CODE VS. CIPHER
Whether something is a code or a cipher is a question that mainly vexes magazine editors looking at almost 4,000 words of copy in which the terms are used frequently, but the two concepts are not interchangeable.
One way of looking at it is that codes change words, but ciphers change individual letters, or bits. In the context of Lorenz, the Baudot code took the words that were enciphered letter by letter by letter by the
Geheimschreiber, and turned them into something else. Another approach is that ciphers are for keeping things secret, whereas codes can be publicly known. An example here is Enigma, which was meant to be secret until Bletchley Park got its hands on it, and which used Morse code to transmit gibberish to other Enigma operators, who then transformed it back into readable German through knowledge of Morse and the secret Enigma machine.
Roman dictator Julius Caesar, though not blessed with a wireless network through which to propagate his orders, made use of a simple substitution cipher in which letters are shifted a set number of places in the alphabet.
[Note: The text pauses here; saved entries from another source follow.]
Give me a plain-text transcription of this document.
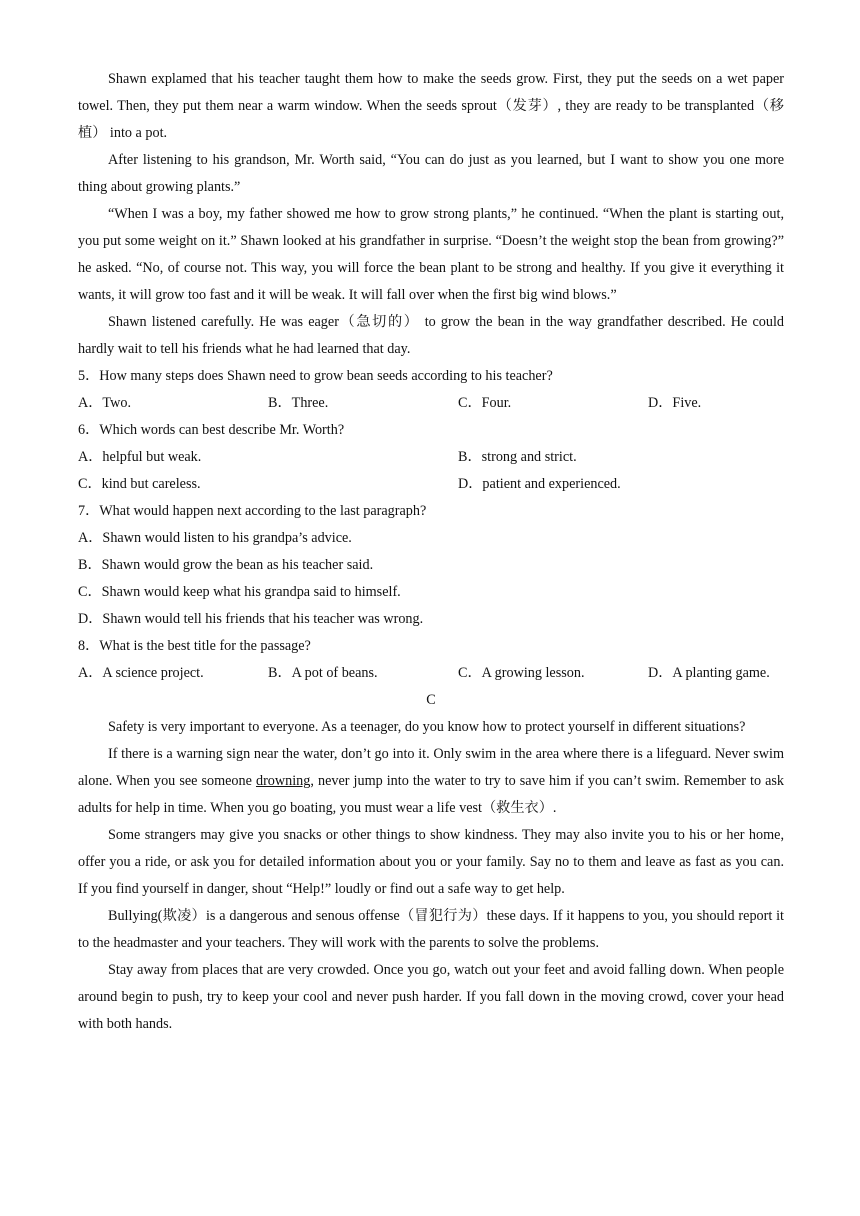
Shawn explamed that his teacher taught them how to make the seeds grow. First, they put the seeds on a wet paper towel. Then, they put them near a warm window. When the seeds sprout（发芽）, they are ready to be transplanted（移植） into a pot.

After listening to his grandson, Mr. Worth said, “You can do just as you learned, but I want to show you one more thing about growing plants.”

“When I was a boy, my father showed me how to grow strong plants,” he continued. “When the plant is starting out, you put some weight on it.” Shawn looked at his grandfather in surprise. “Doesn’t the weight stop the bean from growing?” he asked. “No, of course not. This way, you will force the bean plant to be strong and healthy. If you give it everything it wants, it will grow too fast and it will be weak. It will fall over when the first big wind blows.”

Shawn listened carefully. He was eager（急切的） to grow the bean in the way grandfather described. He could hardly wait to tell his friends what he had learned that day.

5．How many steps does Shawn need to grow bean seeds according to his teacher?
A．Two.	B．Three.	C．Four.	D．Five.
6．Which words can best describe Mr. Worth?
A．helpful but weak.	B．strong and strict.
C．kind but careless.	D．patient and experienced.
7．What would happen next according to the last paragraph?
A．Shawn would listen to his grandpa’s advice.
B．Shawn would grow the bean as his teacher said.
C．Shawn would keep what his grandpa said to himself.
D．Shawn would tell his friends that his teacher was wrong.
8．What is the best title for the passage?
A．A science project.	B．A pot of beans.	C．A growing lesson.	D．A planting game.
C

Safety is very important to everyone. As a teenager, do you know how to protect yourself in different situations?

If there is a warning sign near the water, don’t go into it. Only swim in the area where there is a lifeguard. Never swim alone. When you see someone drowning, never jump into the water to try to save him if you can’t swim. Remember to ask adults for help in time. When you go boating, you must wear a life vest（救生衣）.

Some strangers may give you snacks or other things to show kindness. They may also invite you to his or her home, offer you a ride, or ask you for detailed information about you or your family. Say no to them and leave as fast as you can. If you find yourself in danger, shout “Help!” loudly or find out a safe way to get help.

Bullying(欺凌）is a dangerous and senous offense（冒犯行为）these days. If it happens to you, you should report it to the headmaster and your teachers. They will work with the parents to solve the problems.

Stay away from places that are very crowded. Once you go, watch out your feet and avoid falling down. When people around begin to push, try to keep your cool and never push harder. If you fall down in the moving crowd, cover your head with both hands.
So, with a shift of five, the common phrase “Maximum PC, Minimum
BS” becomes “Rfcnrzr UH,
Rnsnrzr GX.” You can see here an immediate weakness of a singlealphabet cipher: The words
“Maximum” and “Minimum” look very similar even when enciphered. A polyalphabetic cipher, such as Enigma or Lorenz, fixes this, but Enigma had a cryptographic weakness—no letter could ever be enciphered as itself— that Lorenz didn’t.